America must take a serious look at the process within our criminal justice system and how it treats all of its citizens who are protected by the U.S. Constitution. It is important to remember that we have been here before. In 1967, the National Advisory Commission on Civil Disorders (the Kerner Report established by then President Lyndon B. Johnson) asked three basic questions: What happened? Why did it happen? What could be done to prevent it from happening again? The tragedy with this report is that many in police departments today have not read, do not understand the full scope of and the benefit from this report. It still serves as a blue print for police, community, social, economic, and political interactions across the country. One of the first witnesses to be invited to appear before the commission was Dr. Kenneth B. Clark, scholar and educator. Dr. Clark said to the commission:
“I read that report…of the 1919 riot in Chicago, and it is as if I were reading the report of the investigating committee on the Harlem riot of ‘35, the report of the investigating committee on the Harlem riot of ‘43, the report of the McCone Commission on the Watts riot. I must again in candor say to you members of this Commission–it is a kind of Alice in Wonderland–with the same moving picture re-shown over and over again, the same analysis, the same recommendations, and the same inaction.”

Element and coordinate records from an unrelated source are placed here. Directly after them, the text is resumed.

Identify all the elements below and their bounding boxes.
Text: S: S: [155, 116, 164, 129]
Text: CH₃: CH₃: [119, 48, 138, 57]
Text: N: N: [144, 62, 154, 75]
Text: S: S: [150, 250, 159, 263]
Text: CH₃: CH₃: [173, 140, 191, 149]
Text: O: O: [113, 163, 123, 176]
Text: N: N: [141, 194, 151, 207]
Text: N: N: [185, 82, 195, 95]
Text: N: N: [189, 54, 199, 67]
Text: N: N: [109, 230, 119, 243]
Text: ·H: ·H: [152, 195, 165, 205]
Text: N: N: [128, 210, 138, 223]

It is time for action, not just more discussion. Police officers must stop viewing African-American males, as characterized by Officer Darren Wilson as “demons or as Hulk Hogans,” when encountering them on the streets of our cities. There must be greater training and sensitivity provided to law enforcement officers, and their leaders. There must be continuous oversight by local commissions and a national body established for police departments and law enforcement agencies to monitor their activities. As an example, now is not the time to reduce or eliminate the Board of Police Commissioners in the City of Detroit. Now is the time to strengthen, empower, and support it. The Justice Department must still hold police departments across the nation accountable. Laws need to be reviewed as to the limitations of and the length and breadth in the use of deadly force on the part of police officers. Body cameras must be implemented and worn by police officers as they discharge their duties, not only to preserve their security, but the security of private citizens. Police departments need to reflect the diversity of the communities in which they serve. Police departments do not need to engage in militarization in their communities, but in community policing for their communities.
The Justice Department must proceed to conclude its own independent investigations concerning the death of Michael Brown at the hands of Officer Darren Wilson in Ferguson, and the practices of the Ferguson Police Department. Young people and those who legitimately protest these conditions must be respected and protected. The lives of private citizens and the property of local communities should be protected from those who seek to use this as an opportunity for their own self-interests. We cannot be discouraged by the recent events. We must be encouraged to go forth in the pursuit of justice. In the words of Rev. Dr. Martin Luther King, “an injustice to anyone anywhere…is a threat to justice everywhere.”